Depois de percorrer as apertadas ruas de Olinda, de muitas imagens guardadas de leituras e visitas em redor do Mosteiro de São Bento, meu genro me convidou para um passeio pelo Recife antigo, pelo que resta da Veneza Brasileira de outros tempos.
Nos anos de 1970, perdido nas ruas movimentadas, percorri os antigos cenários cantados pelos poetas, recolhendo na memória a paisagem captada pela visão. Todos apressados e de passagem, mas sempre seguindo os passos de Augusto dos Anjos pela Ponte Buarque de Macedo, passeando com Manoel Bandeira pelas Ruas da Concórdia e da Aurora, observando as águas do Capibaribe de João Cabral. Tudo muito poético enchia os olhos do jovem alimentado pelas paisagens de Serraria.
Rua da Aurora (Recife-PE) Unicap/UFPE
Cruzamos ruas e passamos em frente de antigas igrejas, como as do Recife e de Olinda, povoadas de templos religiosos erguidos no período colonial, quase todas agora com pouca movimentação. Chegamos aos redores da modesta Igreja das Fronteiras, espaço sagrado de dimensões místicas inumeráveis. Lugar que nos aproxima do líder religioso Dom Hélder Câmara, onde suas raízes crescem aguadas pelas lembranças de sua atuação na disseminação do Evangelho e em favor dos pobres.
Estátua de Dom Hélder (Igreja das Fronteiras - Olinda-PE) Junancy B Wanderley Jr
Perseguido pelos militares, que montaram cerco à igreja e à sua pequena acomodação aos fundos da sacristia, na tentativa de isolamento do líder religioso, não conseguiram silenciar nosso pastor. As imagens de tanques diante da igreja, para impedir sua saída às ruas, silenciaram a minha mente.
Memorial Dom Hélder (Recife-PE) Ministério da Cultura
À tarde, cheguei perto de Dom Hélder para dele recolher lições. Recordo que em 1979 observava, a certa distância, sua presença na apresentação da “Cantata pra Alagamar”, no ano de 1979, São Francisco.

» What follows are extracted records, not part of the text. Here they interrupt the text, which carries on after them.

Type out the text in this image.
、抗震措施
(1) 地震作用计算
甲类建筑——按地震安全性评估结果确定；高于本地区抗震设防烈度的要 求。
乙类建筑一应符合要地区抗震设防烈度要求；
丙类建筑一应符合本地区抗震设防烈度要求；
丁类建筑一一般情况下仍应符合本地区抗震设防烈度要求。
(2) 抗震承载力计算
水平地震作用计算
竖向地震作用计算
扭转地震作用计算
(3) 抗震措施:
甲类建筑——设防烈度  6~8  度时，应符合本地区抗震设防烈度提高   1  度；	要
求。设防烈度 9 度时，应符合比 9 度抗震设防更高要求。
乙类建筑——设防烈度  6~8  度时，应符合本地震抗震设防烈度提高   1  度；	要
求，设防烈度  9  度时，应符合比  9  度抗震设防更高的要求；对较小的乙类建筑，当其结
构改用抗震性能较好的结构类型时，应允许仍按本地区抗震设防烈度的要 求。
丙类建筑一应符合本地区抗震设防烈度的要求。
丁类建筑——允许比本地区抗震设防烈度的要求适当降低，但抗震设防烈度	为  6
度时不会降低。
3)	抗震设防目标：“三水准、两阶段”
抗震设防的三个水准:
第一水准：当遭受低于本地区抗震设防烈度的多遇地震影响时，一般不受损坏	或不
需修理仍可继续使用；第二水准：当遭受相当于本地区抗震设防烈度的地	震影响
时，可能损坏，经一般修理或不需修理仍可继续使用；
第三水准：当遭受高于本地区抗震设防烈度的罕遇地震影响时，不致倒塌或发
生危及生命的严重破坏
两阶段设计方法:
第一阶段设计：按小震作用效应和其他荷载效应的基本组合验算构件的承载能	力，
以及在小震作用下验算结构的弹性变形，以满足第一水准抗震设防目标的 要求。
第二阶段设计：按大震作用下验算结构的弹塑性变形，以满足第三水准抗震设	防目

Depois, participei de missa na Igreja das Fronteiras e, na companhia de meu cunhado, seu conhecido, fomos estar com ele nas suas acomodações, sala ornada com esmero, composta de mesa e cadeiras estilo colonial. Como repórter, captei impressões sobre a medalha internacional concedida a Dom Marcelo Carvalheira, em Guarabira, em reconhecimento à sua luta em defesa da vida.
Dom Marcelo Carvalheira e Dom Hélder Arquidiocese de Olinda/Recife
Contemplando a silenciosa igreja pintada da cor da paz, na manhã do domingo Dia das Mães, como num hino salomônico, a voz mansa de Dom Hélder chegava aos meus ouvidos. Era um grito abraâmico que se juntava ao clamor dos camponeses e dos ribeirinhos.